Pratt has been getting some quality time. They've put him in the first nickel package a few times at middle backer, but that job seems to be all Preston Brown's.
QUOTE OF THE DAY:
Bates on being driven to succeed by Anarumo:
"You have to have thick skin talking to Lou. He can be on you even when you're doing things well. Even when you make a good play, he may criticize you ... I'm all for it ..."
SLANTS AND SCREENS:
_Trey Hopkins became the third left guard to run with the ones in this camp, joining John Jerry and Christian Westerman.
_The Bengals opened practice with offense and defense splitting four series that started deep in the offense's territory with the goals for the offense to get two first downs and the defense just to force a punt.
"I thought offense did a nice job," Taylor said.
The offense got one first down when Dalton beat the blitz to find Boyd running to the sideline and back-up quarterback Jeff Driskel looked to get another first down when he ran the zone read.
_Driskel is so athletic, Taylor finds that he has to re-think some things when he's in the game.
"He's an explosive runner. He's probably the best athlete I've been around at that position," Taylor said. "So, sometimes in my quarterback brain I'm thinking, 'Throw it away, throw it away.' And all of a sudden, he takes off and it's a 20-yard gain. I just have to get used to that."
_It was probably rookie Ryan Finley's best day yet throwing the ball spring or summer. He had two red-zone TD passes, one to tight end Mason Schreck down the middle of the seam just before he ran out of the end zone and one to rookie wide receiver Stanley Morgan on an inside slant near the goal line that Morgan ran in from about two yards out.

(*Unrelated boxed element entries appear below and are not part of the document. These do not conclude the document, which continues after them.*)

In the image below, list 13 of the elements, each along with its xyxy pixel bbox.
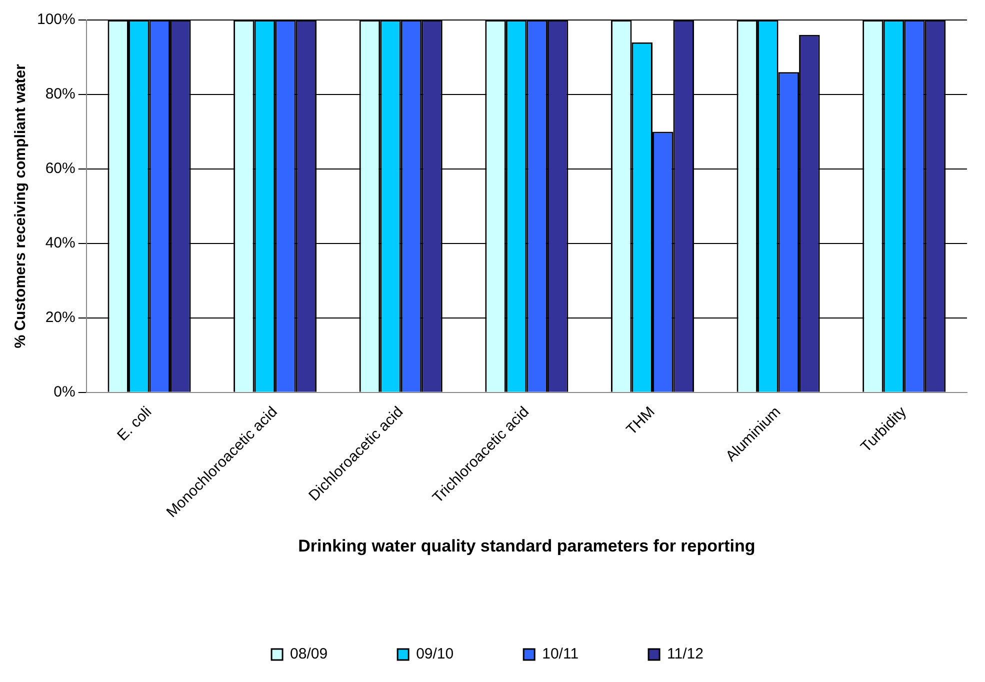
legend-label: 10/11: [542, 646, 579, 663]
y-tick-label: 80%: [45, 86, 76, 103]
y-tick-label: 20%: [45, 309, 76, 326]
y-tick-label: 60%: [45, 160, 76, 178]
legend-label: 08/09: [290, 646, 328, 663]
y-tick-label: 100%: [36, 11, 76, 28]
x-tick-label: E. coli: [114, 403, 156, 444]
legend-label: 09/10: [416, 646, 454, 663]
y-tick-label: 0%: [54, 383, 76, 400]
y-tick-label: 40%: [45, 234, 76, 252]
legend-label: 11/12: [667, 646, 704, 663]
x-axis-title: Drinking water quality standard parameters for reporting: [298, 536, 756, 556]
y-axis-title: % Customers receiving compliant water: [12, 64, 30, 348]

_When's the last time you saw Darrin Simmons' kickers go 3-for-8 in the field goal drill? Saturday may have been the first time ever. Rookie Tristan Vizcaino continued to struggle and was 1-for-4, although he did hit a 50-yarder. The veteran Bullock was 2-for-4, missing 45- and 54-yarders. But he did hit from 53 and, of course, nailed the 49-yarder to send everyone home happy.

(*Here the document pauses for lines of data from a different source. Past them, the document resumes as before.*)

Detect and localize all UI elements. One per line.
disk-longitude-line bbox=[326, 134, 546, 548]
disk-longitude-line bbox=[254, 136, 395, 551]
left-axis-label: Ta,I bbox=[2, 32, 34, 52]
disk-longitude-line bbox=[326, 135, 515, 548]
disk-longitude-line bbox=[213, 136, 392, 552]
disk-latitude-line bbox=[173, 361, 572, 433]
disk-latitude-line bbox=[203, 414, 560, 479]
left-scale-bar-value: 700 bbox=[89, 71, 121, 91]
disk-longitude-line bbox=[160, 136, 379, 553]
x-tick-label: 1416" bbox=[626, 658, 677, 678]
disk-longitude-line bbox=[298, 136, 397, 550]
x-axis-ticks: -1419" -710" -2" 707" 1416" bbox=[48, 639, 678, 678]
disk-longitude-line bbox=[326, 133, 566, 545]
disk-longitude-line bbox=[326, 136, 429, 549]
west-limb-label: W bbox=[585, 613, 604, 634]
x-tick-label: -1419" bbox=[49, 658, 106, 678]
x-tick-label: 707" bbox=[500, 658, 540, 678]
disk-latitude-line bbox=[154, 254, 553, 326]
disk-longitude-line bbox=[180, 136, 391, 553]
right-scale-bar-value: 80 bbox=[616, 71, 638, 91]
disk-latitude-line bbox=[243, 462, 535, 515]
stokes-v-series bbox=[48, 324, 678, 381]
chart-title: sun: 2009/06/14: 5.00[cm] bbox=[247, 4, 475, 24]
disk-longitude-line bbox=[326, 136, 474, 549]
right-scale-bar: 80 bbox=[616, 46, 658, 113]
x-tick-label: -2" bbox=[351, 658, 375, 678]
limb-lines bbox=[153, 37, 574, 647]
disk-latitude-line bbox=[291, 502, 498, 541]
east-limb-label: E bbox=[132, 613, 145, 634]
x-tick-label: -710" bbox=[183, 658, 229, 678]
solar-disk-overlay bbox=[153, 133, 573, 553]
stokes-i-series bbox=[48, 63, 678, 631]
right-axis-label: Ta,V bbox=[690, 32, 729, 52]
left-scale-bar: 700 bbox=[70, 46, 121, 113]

One of the reasons Simmons is acclaimed as one of the top special teams coordinators in the league is that the former University of Kansas punter is the only former kicker doing it. He was as surprised as anyone. They warmed up on the adjoining grass fields because the stadium field was so crowded with 91 players, but Simmons wasn't making excuses.
"It was rough. We didn't make a whole lot of them, it didn't seem like," Simmons said. "We progressively moved back. We went from short field goals to intermediate field goals in the middle of the week and this was the first day of the week we hit long ones. It certainly is an area we need to improve on."